Pro-tip: In job interviews do not just use SELECT * FROM table_name. You are reading the entire table and that is not efficient.

df # Within Jpuyter notebook this will print the entire dataframe
df[['column1', 'column2']]
  • Filtering Data:
SELECT * FROM table_name WHERE condition;
SELECT * FROM table_name WHERE condition1 AND/OR condition2;
df[df['column'] condition] # df[df['cat_age'] > 5]
  • Sorting Results:
SELECT * FROM table_name ORDER BY column ASC/DESC;
df.sort_values('column', ascending=True/False)
  • Joining Tables:
SELECT * FROM table1 INNER JOIN table2 ON table1.column = table2.column;
SELECT * FROM table1 LEFT/RIGHT JOIN table2 ON table1.column = table2.column;
pd.merge(df1, df2, on='column', how='inner')
  • Aggregating Data:
SELECT COUNT(column), SUM(column), AVG(column), MAX(column), MIN(column) FROM table_name;
df.agg({'column': ['count', 'sum', 'mean', 'max', 'min']})
  • Grouping Results:
SELECT column, COUNT(*) FROM table_name GROUP BY column;
SELECT column, COUNT(*) FROM table_name GROUP BY column HAVING COUNT(*) > N;
df.groupby('column').size()
df.groupby('column').filter(lambda x: len(x) > N)
  • Combining Results from Multiple Queries:
SELECT * FROM table1 UNION SELECT * FROM table2;
SELECT * FROM table1 UNION ALL SELECT * FROM table2;
pd.concat([df1, df2]).drop_duplicates()
## Beware of concating multiple dataframes. Its very compute intensive
  • Inserting Data:
INSERT INTO table_name (column1, column2) VALUES (value1, value2);
df = df.append({'column1': value1, 'column2': value2}, ignore_index=True)
  • Updating Data:
UPDATE table_name SET column1 = value1, column2 = value2 WHERE condition;
df.loc[df['column'] condition, ['column1', 'column2']] = [value1, value2]
  • Deleting Data:
DELETE FROM table_name WHERE condition;
df = df[~(df['column'] condition)]
  • Creating Tables:
CREATE TABLE table_name (column1 datatype, column2 datatype, ...);
df = pd.DataFrame(columns=['column1', 'column2'])
  • Altering Tables:
ALTER TABLE table_name ADD column_name datatype;
ALTER TABLE table_name DROP COLUMN column_name;
df['new_column'] = pd.Series(dtype='datatype')
df.drop('column_name', axis=1, inplace=True)
  • Using Subqueries:
SELECT * FROM table_name WHERE column IN (SELECT column FROM another_table);
df[df['column'].isin(another_df['column'])]
  • Limiting Results:
SELECT * FROM table_name LIMIT number;
df.head(number)
  • Using Distinct:
SELECT DISTINCT column1, column2 FROM table_name;
df[['column1', 'column2']].drop_duplicates()
# I would prefer the unique method if you need a quick preview

Once your comfortable reading SQL put it into practice! Check out this SQL Game and try to complete the exercises.
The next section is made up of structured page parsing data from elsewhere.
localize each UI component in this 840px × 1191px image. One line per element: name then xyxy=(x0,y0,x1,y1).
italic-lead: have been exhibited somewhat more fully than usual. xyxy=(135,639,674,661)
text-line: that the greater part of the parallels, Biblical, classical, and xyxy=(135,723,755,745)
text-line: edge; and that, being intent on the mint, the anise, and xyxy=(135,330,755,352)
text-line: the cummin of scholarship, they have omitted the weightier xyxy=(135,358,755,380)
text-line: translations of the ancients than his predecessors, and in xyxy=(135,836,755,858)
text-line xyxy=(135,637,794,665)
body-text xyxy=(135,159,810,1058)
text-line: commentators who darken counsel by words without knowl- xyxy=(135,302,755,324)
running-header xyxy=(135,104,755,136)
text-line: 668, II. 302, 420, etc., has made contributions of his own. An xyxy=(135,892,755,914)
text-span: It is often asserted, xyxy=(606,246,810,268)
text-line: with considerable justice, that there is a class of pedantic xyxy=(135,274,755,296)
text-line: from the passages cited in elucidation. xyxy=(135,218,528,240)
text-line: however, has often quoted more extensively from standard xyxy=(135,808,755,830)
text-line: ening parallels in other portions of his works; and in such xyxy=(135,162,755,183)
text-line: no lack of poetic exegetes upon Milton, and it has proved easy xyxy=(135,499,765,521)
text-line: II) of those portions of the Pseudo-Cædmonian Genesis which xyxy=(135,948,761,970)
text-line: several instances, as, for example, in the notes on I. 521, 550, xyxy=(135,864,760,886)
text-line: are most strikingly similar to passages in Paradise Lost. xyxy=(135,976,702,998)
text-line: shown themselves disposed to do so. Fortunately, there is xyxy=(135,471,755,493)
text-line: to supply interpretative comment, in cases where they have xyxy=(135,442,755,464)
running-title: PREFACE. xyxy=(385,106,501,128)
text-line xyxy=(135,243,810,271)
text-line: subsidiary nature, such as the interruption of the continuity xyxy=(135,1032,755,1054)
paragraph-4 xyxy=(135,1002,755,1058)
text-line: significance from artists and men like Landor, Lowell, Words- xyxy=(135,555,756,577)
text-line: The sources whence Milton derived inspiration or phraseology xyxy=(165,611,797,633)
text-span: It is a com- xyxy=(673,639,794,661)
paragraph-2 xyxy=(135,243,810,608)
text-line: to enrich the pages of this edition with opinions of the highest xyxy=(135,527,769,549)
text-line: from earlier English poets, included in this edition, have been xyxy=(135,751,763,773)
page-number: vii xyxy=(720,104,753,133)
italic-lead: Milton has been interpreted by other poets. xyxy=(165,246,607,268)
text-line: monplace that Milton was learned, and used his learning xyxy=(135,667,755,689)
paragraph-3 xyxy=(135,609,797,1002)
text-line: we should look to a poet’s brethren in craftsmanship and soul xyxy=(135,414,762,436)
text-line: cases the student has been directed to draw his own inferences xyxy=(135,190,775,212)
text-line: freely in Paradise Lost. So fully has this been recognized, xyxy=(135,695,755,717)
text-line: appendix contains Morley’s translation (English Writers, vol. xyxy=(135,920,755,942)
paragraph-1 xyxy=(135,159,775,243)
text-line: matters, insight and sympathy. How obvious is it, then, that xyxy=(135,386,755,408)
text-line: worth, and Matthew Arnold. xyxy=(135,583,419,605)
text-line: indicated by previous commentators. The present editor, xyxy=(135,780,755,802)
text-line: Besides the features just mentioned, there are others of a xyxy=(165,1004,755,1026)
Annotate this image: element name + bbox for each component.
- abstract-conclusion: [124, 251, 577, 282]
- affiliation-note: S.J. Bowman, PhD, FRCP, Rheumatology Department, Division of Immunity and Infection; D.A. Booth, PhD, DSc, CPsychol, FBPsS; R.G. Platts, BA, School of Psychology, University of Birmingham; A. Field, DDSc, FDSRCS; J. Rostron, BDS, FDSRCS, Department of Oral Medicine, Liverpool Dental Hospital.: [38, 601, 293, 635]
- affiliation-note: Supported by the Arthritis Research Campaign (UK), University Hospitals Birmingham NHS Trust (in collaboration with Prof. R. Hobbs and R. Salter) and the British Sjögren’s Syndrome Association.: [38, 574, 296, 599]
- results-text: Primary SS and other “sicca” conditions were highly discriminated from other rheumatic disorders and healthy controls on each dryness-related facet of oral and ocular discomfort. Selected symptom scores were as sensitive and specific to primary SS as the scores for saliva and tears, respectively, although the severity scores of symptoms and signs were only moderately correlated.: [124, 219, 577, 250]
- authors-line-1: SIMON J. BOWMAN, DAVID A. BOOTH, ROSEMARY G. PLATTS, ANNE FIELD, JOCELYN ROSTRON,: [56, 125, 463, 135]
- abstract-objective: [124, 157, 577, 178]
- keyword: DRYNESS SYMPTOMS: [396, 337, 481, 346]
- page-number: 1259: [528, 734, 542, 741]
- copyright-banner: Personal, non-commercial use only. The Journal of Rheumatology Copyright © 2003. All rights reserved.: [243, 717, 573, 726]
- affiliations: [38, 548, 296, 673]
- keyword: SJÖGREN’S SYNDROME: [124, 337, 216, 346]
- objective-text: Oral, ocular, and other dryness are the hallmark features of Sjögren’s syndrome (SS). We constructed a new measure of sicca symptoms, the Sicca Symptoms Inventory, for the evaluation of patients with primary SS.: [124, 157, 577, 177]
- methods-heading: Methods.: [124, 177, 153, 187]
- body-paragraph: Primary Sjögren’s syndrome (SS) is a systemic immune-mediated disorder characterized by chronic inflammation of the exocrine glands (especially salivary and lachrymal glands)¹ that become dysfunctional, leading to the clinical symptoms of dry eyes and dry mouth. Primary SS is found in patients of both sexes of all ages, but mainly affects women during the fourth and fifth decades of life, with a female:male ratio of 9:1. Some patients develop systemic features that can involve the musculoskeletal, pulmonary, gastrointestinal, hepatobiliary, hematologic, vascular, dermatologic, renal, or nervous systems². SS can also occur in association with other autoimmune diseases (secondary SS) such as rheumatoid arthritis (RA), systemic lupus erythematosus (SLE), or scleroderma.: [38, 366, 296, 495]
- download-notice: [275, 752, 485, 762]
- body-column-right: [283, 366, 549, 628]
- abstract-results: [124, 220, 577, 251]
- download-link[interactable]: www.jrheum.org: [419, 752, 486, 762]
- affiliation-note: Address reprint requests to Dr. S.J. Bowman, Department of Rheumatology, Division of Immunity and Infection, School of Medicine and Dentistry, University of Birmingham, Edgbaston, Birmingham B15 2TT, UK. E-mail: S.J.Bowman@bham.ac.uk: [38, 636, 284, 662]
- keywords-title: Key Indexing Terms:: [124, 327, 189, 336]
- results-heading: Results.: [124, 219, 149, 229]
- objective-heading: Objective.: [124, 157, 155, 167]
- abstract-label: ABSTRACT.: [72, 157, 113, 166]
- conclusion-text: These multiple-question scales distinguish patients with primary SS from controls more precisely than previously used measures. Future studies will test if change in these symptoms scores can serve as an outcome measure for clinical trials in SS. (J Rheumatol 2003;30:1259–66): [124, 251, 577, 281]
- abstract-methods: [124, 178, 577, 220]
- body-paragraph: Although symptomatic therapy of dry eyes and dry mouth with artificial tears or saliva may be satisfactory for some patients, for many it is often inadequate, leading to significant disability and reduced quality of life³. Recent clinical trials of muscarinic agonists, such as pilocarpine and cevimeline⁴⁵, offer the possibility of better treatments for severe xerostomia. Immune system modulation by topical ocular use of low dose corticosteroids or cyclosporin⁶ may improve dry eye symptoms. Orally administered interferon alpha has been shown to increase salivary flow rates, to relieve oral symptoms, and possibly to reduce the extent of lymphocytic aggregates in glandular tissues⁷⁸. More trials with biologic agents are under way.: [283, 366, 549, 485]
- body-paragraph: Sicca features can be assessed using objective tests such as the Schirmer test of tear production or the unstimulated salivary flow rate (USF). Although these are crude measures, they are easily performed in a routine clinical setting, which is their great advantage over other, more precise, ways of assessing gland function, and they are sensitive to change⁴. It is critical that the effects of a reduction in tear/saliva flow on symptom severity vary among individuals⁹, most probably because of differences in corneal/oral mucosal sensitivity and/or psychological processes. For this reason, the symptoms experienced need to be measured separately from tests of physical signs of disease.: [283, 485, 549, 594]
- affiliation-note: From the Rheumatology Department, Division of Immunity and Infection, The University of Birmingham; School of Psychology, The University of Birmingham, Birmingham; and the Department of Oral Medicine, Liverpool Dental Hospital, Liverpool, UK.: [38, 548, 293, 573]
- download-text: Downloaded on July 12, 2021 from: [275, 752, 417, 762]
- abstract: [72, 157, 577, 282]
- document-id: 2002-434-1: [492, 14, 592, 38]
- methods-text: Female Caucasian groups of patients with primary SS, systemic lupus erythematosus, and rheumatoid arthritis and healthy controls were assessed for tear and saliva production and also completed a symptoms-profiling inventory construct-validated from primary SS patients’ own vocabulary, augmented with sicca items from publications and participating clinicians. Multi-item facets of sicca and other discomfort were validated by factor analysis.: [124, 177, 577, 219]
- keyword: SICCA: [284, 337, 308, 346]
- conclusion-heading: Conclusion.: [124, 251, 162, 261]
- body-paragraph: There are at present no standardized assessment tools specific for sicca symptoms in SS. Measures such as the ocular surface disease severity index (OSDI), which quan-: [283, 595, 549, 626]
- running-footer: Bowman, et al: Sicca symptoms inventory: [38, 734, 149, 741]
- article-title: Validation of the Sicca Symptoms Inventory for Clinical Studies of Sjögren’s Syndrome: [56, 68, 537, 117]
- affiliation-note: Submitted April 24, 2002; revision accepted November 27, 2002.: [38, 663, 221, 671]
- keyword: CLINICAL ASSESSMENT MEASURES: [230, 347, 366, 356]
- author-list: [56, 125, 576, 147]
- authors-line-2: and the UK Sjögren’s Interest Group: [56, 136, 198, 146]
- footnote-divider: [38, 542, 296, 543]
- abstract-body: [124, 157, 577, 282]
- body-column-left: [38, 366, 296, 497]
Introduction to Webscraping

People web scrape for various reasons. The most common one is to extract data from websites that do not offer an API. APIs dedicated to delivering data are generally more stable and provide data in a consistent format.

Web scraping enables you to extract data from websites, enhancing your existing datasets.

It’s one of the many tools you can use to explore different correlations.

Here is my current project and a fun project that someone else did: covid yankee candle reviews

Python Snippet for Webscraping:

import requests
import pandas as pd
from bs4 import BeautifulSoup
# URL to scrape
url = 'https://www.scrapethissite.com/pages/forms/'

# Send HTTP request
response = requests.get(url)
response.raise_for_status()

# Parse the HTML content
soup = BeautifulSoup(response.content, 'html.parser')

# Find the table
table = soup.find('table')

# Extracting table data
table_data = []
headers = []

# Extract headers
for th in table.find_all('th'):
    headers.append(th.text.strip())

# Extract rows
for row in table.find_all('tr')[1:]:  # Skipping the header row
    cols = row.find_all('td')
    cols = [ele.text.strip() for ele in cols]
    table_data.append(cols)

# Create DataFrame
df = pd.DataFrame(table_data, columns=headers)

df.head() 

# you can also use pandas to read html - pd.read_html(url) I have not tested this so beware..

Tips about webscraping:

  • For real-world sites, you will need to use developer tools to find the correct HTML tags.
  • Include headers in your request to avoid getting blocked.
  • Use a proxy if you are scraping a large amount of data. Respect the website and avoid overloading it with requests.
  • Use Selenium if you need to interact with the website, especially when sites use JavaScript to load data.